Everyone wants to put a tag on 1999, but what can you say about a year in which an empty-headed, nose-abusing drunken frat boy-turned-smarmy Bible thumper became the early front-runner for the presidency of the United States? In which an equally empty-headed but clever young hustler who made his bankroll selling overpriced fraternity watches became (as Fearless Editor noted last week) "the most powerful unelected politician in the state," whiplashing the public agenda and trashing transit and other basic services with a run of half-baked free-lunch ballot measures? In which the giddy young founder of an online bookstore-turned-shopping-mall with no profits on the horizon became Time's "Person of the Year"?

But put Jeff Bezos, Tim Eyman, and G. W. Bush in a lineup and a pattern emerges. They've triumphed by the sheer invulnerability of their optimism and, at least in Eyman's and Dubyuh's cases, the invincibility of their ignorance and their sheer indifference to consequences. Bezos levitates miraculously above old-fashioned notions like profitability, improvising giddily while intoning that the key to success is a solid business plan. George W. prattles about "compassionate conservatism" while cheerily signing 113 death warrants, including one for fellow born-againer Karla Faye Tucker, and commuting not a one. Eyman blabs about helping the needy and restoring democracy while moving to gut the transit that is the needy's lifeline.

We all knew kids like this in school, class presidents and good-time boys who dodged the work but skated by on a smile, a stunt, and a little timely sucking up. Their heedlessness is their charm. They're Reagan's children, schooled in the politics of wishful thinking. All they need to know is that you can fool enough of the people enough of the time, and that hard truth counts less than passionate conviction, or an appealing simulation thereof.

Seattle, the concept

Let's also celebrate what was both the most prescient and most clueless quote of 1999. On October 13, a month-and-a-half before the trade ministers and sea turtles came to town, City Council member Margaret Pageler published a P-I op-ed on the "choice between progress and protesters." She led off by saluting Seattle as "the Pacific Rim city that's so dynamic the US government chose to bring the trade ministers of the whole world here for their conference." Dynamic indeed—beyond their wildest dreams.

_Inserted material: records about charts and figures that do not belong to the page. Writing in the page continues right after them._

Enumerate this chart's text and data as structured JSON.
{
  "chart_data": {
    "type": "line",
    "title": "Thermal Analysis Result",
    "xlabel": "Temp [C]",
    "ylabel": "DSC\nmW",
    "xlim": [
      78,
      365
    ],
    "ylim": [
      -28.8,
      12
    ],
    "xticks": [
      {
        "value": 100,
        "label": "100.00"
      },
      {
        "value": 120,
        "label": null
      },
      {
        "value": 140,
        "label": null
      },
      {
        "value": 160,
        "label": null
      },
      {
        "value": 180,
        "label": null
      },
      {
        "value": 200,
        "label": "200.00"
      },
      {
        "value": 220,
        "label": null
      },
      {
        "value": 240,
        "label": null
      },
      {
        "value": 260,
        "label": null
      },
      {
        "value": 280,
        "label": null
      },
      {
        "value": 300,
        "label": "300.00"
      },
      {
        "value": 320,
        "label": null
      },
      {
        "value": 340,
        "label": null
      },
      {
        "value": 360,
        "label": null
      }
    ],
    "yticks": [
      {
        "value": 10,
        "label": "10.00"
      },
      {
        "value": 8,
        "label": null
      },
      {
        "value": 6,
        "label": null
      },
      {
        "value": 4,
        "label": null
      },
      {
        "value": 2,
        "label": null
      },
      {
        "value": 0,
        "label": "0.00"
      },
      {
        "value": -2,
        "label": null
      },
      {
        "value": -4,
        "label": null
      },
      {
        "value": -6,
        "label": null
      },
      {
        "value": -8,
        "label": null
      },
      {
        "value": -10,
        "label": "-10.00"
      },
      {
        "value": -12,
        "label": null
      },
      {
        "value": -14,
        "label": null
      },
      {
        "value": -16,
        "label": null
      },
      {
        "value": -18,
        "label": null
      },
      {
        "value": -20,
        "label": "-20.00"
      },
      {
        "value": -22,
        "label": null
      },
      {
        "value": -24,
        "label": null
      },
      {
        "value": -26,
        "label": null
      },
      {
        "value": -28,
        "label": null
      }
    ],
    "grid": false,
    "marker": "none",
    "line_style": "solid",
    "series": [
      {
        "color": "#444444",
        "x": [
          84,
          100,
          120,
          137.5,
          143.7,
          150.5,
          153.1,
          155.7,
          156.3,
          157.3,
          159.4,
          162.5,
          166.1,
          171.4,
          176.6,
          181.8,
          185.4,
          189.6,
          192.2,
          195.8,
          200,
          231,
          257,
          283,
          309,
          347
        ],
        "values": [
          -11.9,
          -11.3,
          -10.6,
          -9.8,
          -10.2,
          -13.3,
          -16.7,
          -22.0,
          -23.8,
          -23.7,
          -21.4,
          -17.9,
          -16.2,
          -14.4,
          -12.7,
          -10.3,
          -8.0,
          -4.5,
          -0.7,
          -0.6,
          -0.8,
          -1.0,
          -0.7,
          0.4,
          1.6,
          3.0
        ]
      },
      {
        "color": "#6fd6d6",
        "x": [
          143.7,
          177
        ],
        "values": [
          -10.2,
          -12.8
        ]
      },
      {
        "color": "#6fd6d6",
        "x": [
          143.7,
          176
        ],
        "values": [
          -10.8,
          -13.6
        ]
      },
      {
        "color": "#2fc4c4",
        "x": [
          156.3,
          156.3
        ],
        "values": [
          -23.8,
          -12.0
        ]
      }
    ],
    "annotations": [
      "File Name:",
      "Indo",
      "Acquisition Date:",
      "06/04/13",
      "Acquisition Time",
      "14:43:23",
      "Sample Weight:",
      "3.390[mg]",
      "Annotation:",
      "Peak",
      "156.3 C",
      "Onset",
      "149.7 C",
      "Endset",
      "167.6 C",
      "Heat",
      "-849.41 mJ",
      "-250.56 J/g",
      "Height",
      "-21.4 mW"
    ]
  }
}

But give the local WTO hosts credit. They wanted to Put Seattle on the Map, to stamp an indelible, ineluctable identity on it. And they succeeded, beyond their wildest dreams. Seattle has joined the select list of places so inseparably associated with certain events you need only say their names to evoke the events. "Vietnam," for the Vietnam War. Kent State. Pearl Harbor. And now "Seattle." The Economist, that consummate informer of elite opinion, dispenses with "battle of Seattle" and "debacle in Seattle" and calls the turmoil that rocked the city and the world trading system simply "Seattle."

For the free-trade-favoring Economist, that's no triumph. "The real losers in Seattle," it lamented two weeks ago, are the world's five billion poor, whose hopes of cracking the rich countries' protected markets and working their way up got trashed "amid the debris of Seattle." But there's also glory in the association: Here greens, labor unionists, and folks who don't trust or feel part of the local and global booms rose up and jammed the works. Rather than aspiring to be a world city, Seattle can preen over becoming a world-stopping city.

Politics outlives art

Meanwhile, like "Seattle," Margaret Pageler has become an unlikely lightning rod. To her erstwhile activist allies she's the personification of all that's cold, corporate, technocratic, and "downtown" about the glittery new Seattle—Darth Sidran's legislative counterpart. Last Monday Allied Arts tapped this sentiment at its annual Holiday Party and "First Annual Alien Abductee Awards." The avowed intent of the event: to expose "the awful truth" behind the "sudden malevolent swerves" and "bizarre shifts of behavior" of leaders who "were all human once, just like you and me." (Hey, what makes you so sure?)

Various "celebrity nominators" (including the Weekly's John Longenbaugh) proposed various celebrity cases of alien possession. The audience voted with its applause—and Pageler beat out even Sidran as alien abductee supreme.

That's some turnabout. In the 1980s, Pageler was president of Allied Arts and a Licata/Steinbrueck-style insurgent—the only member of the pro-neighborhood Vision Seattle slate eventually elected (after repeated tries). But today's activists scorn her with a fury reserved only for turncoats. They especially resent the way she preempted proposals to require 1 Percent for Art outlays for utility projects outside the city limits, and to raise the arts allocation to 1.5 percent of city construction budgets. "It just seems mean-spirited, and not particularly smart," complains Allied Arts' current president Alex Steffen. Pageler counters that it would be mean to raise struggling pensioners' utility bills and dumb to make suburban water customers pay for public art.